The construction of the Collis Center was prompted by the committee's discussion with students about the need for additional social space, Kilmarx said.

"That was a huge change that came from the crushing needs, awareness, and the new profile of the College," he said.

Kilmarx said the Board of Trustees was more perceptive to students thoughts and ideas during Kemeny's presidency.

"The board sought out ways to receive ideas through forums to address student affairs on campus," Kilmarx said. "That just wasn't window dressing. We took action based on what students told us."

Kilmarx said its emphasis on seeking out student opinion was a mutually productive experience for both the board and the students.

The South Africa Controversy

The vacillations in the Trustees' decisions regarding the College's investments in South Africa show how they have sometimes taken incremental steps when balancing the College's financial interests with those of students, faculty and alumni.

Members of the Dartmouth Community for Divestment erected four 'shanties' on the Green in November of 1985 to protest College investments in South Africa and pressure the Board of Trustees to vote for divestment.

Joshua Stein '88, leader of the DCD, told the Dartmouth in 1985 the purpose of the shanty town was to "pressure College Trustees to divest by the press attention it receives."

The shanties were originally supposed to stay on the Green for three days. But when the Board of Trustees took no immediate action to divest funds from South Africa, the DCD built a third shanty to protest the board's inaction.

The faculty of the arts and sciences passed a resolution supporting the students' demands for divestment.

Weber said the board was put in a difficult position in trying to decide the relative importance of financial and social issues in the interest of the College.

"There was a lot of feeling that [the Board] didn't want to feel as though they were deciding between social justice in South Africa and the financial well being of the College," he said.

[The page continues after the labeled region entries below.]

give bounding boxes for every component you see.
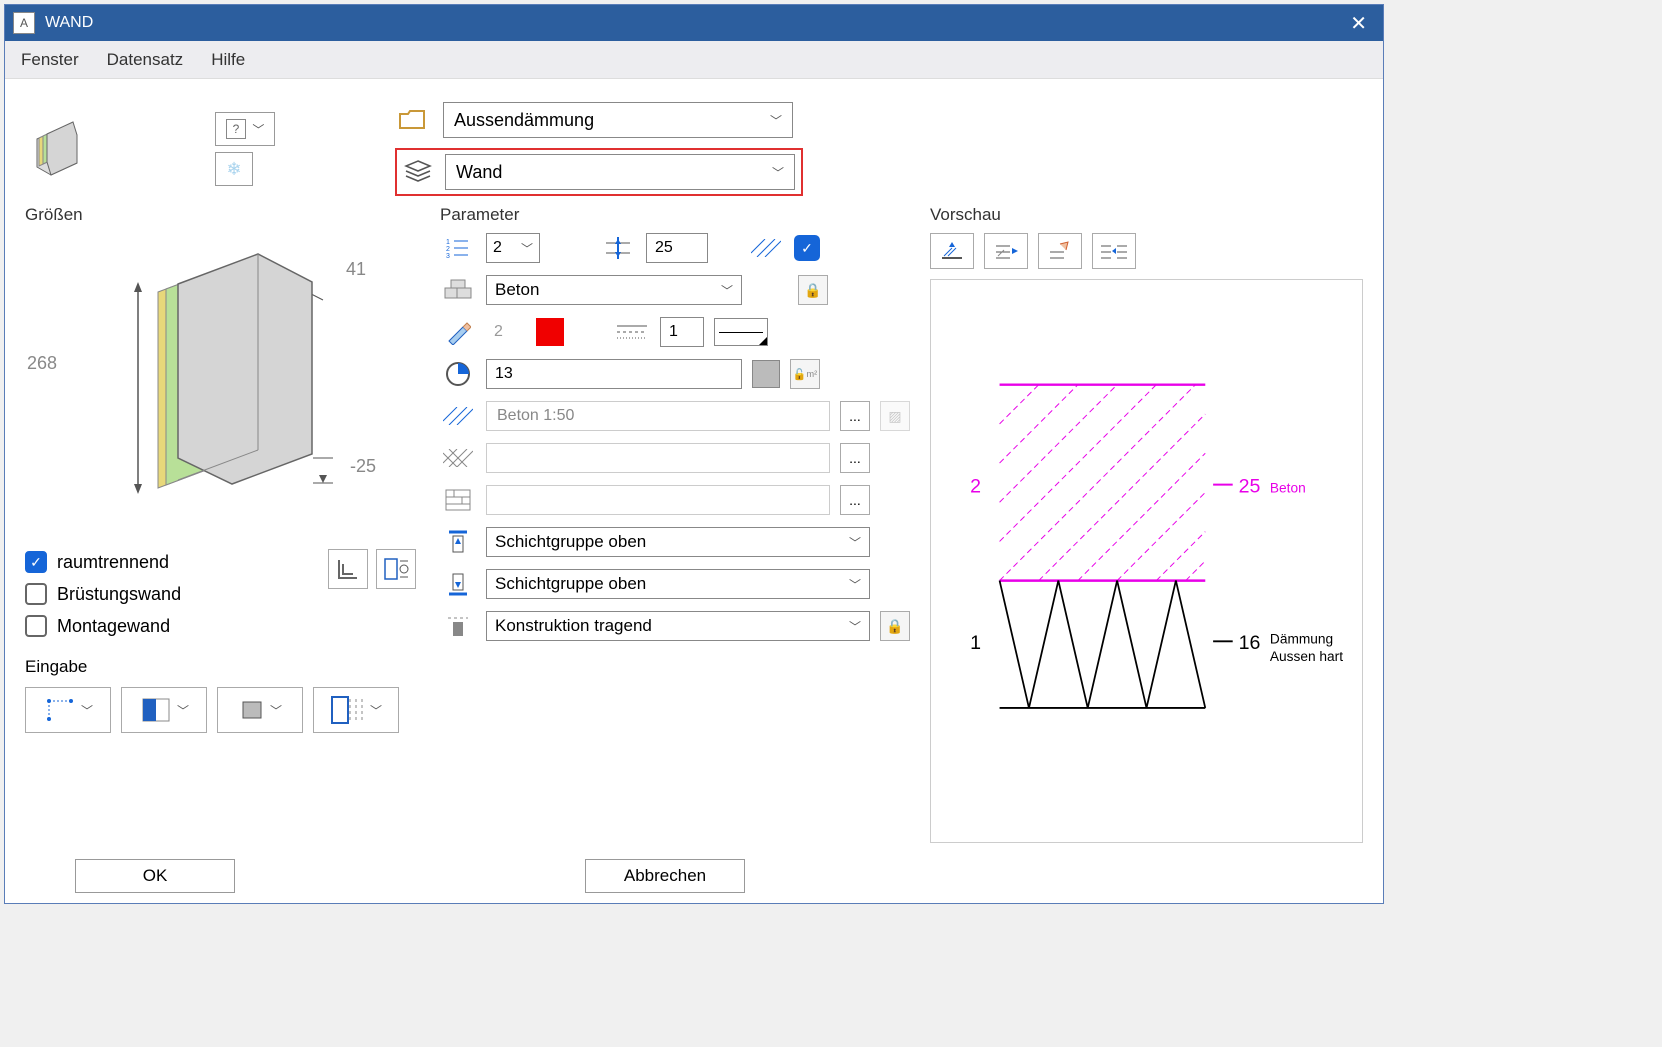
pen-icon (440, 317, 476, 347)
preview-layer2-material: Beton (1270, 480, 1306, 495)
catalog-selector[interactable]: Aussendämmung ﹀ (443, 102, 793, 138)
parameter-panel: Parameter 123 2﹀ 25 ✓ Beton﹀ 🔒 2 (440, 205, 910, 843)
pattern-icon (440, 485, 476, 515)
hatch1-field[interactable]: Beton 1:50 (486, 401, 830, 431)
group-top-select[interactable]: Schichtgruppe oben﹀ (486, 527, 870, 557)
input-mode-points[interactable]: ﹀ (25, 687, 111, 733)
input-mode-axis[interactable]: ﹀ (121, 687, 207, 733)
pattern-field[interactable] (486, 485, 830, 515)
preview-layer2-num: 2 (970, 475, 981, 497)
sizes-panel: Größen 268 41 -25 (25, 205, 420, 843)
group-bottom-select[interactable]: Schichtgruppe oben﹀ (486, 569, 870, 599)
preview-title: Vorschau (930, 205, 1363, 225)
lineweight-icon (614, 317, 650, 347)
app-icon: A (13, 12, 35, 34)
hatch-enable-checkbox[interactable]: ✓ (794, 235, 820, 261)
preview-layer1-material-l1: Dämmung (1270, 631, 1333, 646)
hatch2-field[interactable] (486, 443, 830, 473)
titlebar: A WAND ✕ (5, 5, 1383, 41)
dim-top: 41 (346, 259, 366, 280)
hatch-enable-icon (748, 233, 784, 263)
catalog-value: Aussendämmung (454, 110, 594, 131)
thickness-icon (600, 233, 636, 263)
preview-panel: Vorschau (930, 205, 1363, 843)
check-parapet[interactable] (25, 583, 47, 605)
pen-number: 2 (486, 317, 526, 347)
construction-lock[interactable]: 🔒 (880, 611, 910, 641)
svg-text:1: 1 (446, 239, 450, 246)
parameter-title: Parameter (440, 205, 910, 225)
label-parapet: Brüstungswand (57, 584, 181, 605)
favorites-dropdown[interactable]: ? ﹀ (215, 112, 275, 146)
group-top-icon (440, 527, 476, 557)
construction-icon (440, 611, 476, 641)
preview-mode-2[interactable] (984, 233, 1028, 269)
input-mode-fill[interactable]: ﹀ (217, 687, 303, 733)
element-value: Wand (456, 162, 502, 183)
lineweight-input[interactable]: 1 (660, 317, 704, 347)
dimension-mode-button[interactable] (376, 549, 416, 589)
hatch1-icon (440, 401, 476, 431)
check-mounting[interactable] (25, 615, 47, 637)
material-lock[interactable]: 🔒 (798, 275, 828, 305)
label-room-separating: raumtrennend (57, 552, 169, 573)
ok-button[interactable]: OK (75, 859, 235, 893)
menu-bar: Fenster Datensatz Hilfe (5, 41, 1383, 79)
input-mode-sections[interactable]: ﹀ (313, 687, 399, 733)
preview-canvas: 2 25 Beton 1 16 Dämmung Aussen hart (930, 279, 1363, 843)
wall-type-icon (29, 121, 85, 177)
svg-text:2: 2 (446, 246, 450, 253)
construction-select[interactable]: Konstruktion tragend﹀ (486, 611, 870, 641)
preview-layer1-thickness: 16 (1239, 632, 1261, 654)
input-title: Eingabe (25, 657, 420, 677)
preview-mode-3[interactable] (1038, 233, 1082, 269)
top-toolbar: ? ﹀ ❄ Aussendämmung ﹀ (29, 99, 1359, 199)
cancel-button[interactable]: Abbrechen (585, 859, 745, 893)
thickness-input[interactable]: 25 (646, 233, 708, 263)
label-mounting: Montagewand (57, 616, 170, 637)
preview-mode-4[interactable] (1092, 233, 1136, 269)
layer-count-icon: 123 (440, 233, 476, 263)
preview-layer2-thickness: 25 (1239, 475, 1261, 497)
fill-input[interactable]: 13 (486, 359, 742, 389)
preview-mode-1[interactable] (930, 233, 974, 269)
pen-color-swatch[interactable] (536, 318, 564, 346)
menu-datensatz[interactable]: Datensatz (107, 50, 184, 70)
close-button[interactable]: ✕ (1342, 11, 1375, 36)
menu-hilfe[interactable]: Hilfe (211, 50, 245, 70)
folder-icon (395, 102, 431, 138)
dim-bottom: -25 (350, 456, 376, 477)
size-diagram: 268 41 -25 (25, 233, 420, 533)
layer-count-select[interactable]: 2﹀ (486, 233, 540, 263)
element-selector[interactable]: Wand ﹀ (445, 154, 795, 190)
fill-icon (440, 359, 476, 389)
dim-height: 268 (27, 353, 57, 374)
svg-text:3: 3 (446, 253, 450, 260)
hatch-disabled-icon: ▨ (880, 401, 910, 431)
area-unit-button[interactable]: 🔓m² (790, 359, 820, 389)
hatch2-icon (440, 443, 476, 473)
group-bottom-icon (440, 569, 476, 599)
hatch2-browse[interactable]: ... (840, 443, 870, 473)
check-room-separating[interactable]: ✓ (25, 551, 47, 573)
layers-icon (403, 159, 433, 185)
dialog-window: A WAND ✕ Fenster Datensatz Hilfe ? ﹀ ❄ (4, 4, 1384, 904)
corner-mode-button[interactable] (328, 549, 368, 589)
hatch1-browse[interactable]: ... (840, 401, 870, 431)
fill-color-swatch[interactable] (752, 360, 780, 388)
window-title: WAND (45, 14, 1342, 32)
freeze-button[interactable]: ❄ (215, 152, 253, 186)
linetype-select[interactable] (714, 318, 768, 346)
preview-layer1-num: 1 (970, 632, 981, 654)
element-selector-highlight: Wand ﹀ (395, 148, 803, 196)
menu-fenster[interactable]: Fenster (21, 50, 79, 70)
preview-layer1-material-l2: Aussen hart (1270, 649, 1343, 664)
material-select[interactable]: Beton﹀ (486, 275, 742, 305)
material-icon (440, 275, 476, 305)
pattern-browse[interactable]: ... (840, 485, 870, 515)
sizes-title: Größen (25, 205, 420, 225)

Weber said the board is responsible for the long-term financial stability of the College, and any time a non-economic dimension begins to drive the finances of an institution they are automatically suspect.

He also said all the Trustees who opposed divestment also opposed apartheid. Some members of the board felt that financial investment from the United States would do more to promote the abolishment of apartheid than withdrawing it, which is what happened in the end.

"People who were for the social justice issue thought it was so paramount and compelling that it required divestment even if it required some financial sacrifice," Weber said.

In December of 1985, the Trustees said that by the end of 1986 the College would divest from companies that had signed the Sullivan Principles -- a set of guidelines on corporate behavior that ensured a lack of support for apartheid. Despite the promise, the board had not made significant progress towards implementing them.

The Trustees did not vote to fully divest from South Africa until November of 1989 despite several years of protest from students and faculty. The Trustees main concern at this time was to make sure the College was financially sound. Although the student's opinion was important, the Board's first obligation was to insure the financial well being of the College, and that could not be done by pulling out of South Africa too quickly.

The Board of Trustees reversed the divestment decision in November 1993.

"There is evidence that reinvestment and the concomitant economic recovery may be crucial to accelerate and enhance the elimination of apartheid," the investor responsibility committee wrote in the recommendation to the board. "For exactly the same reasons that Dartmouth divested, it is appropriate that Dartmouth now reinvest."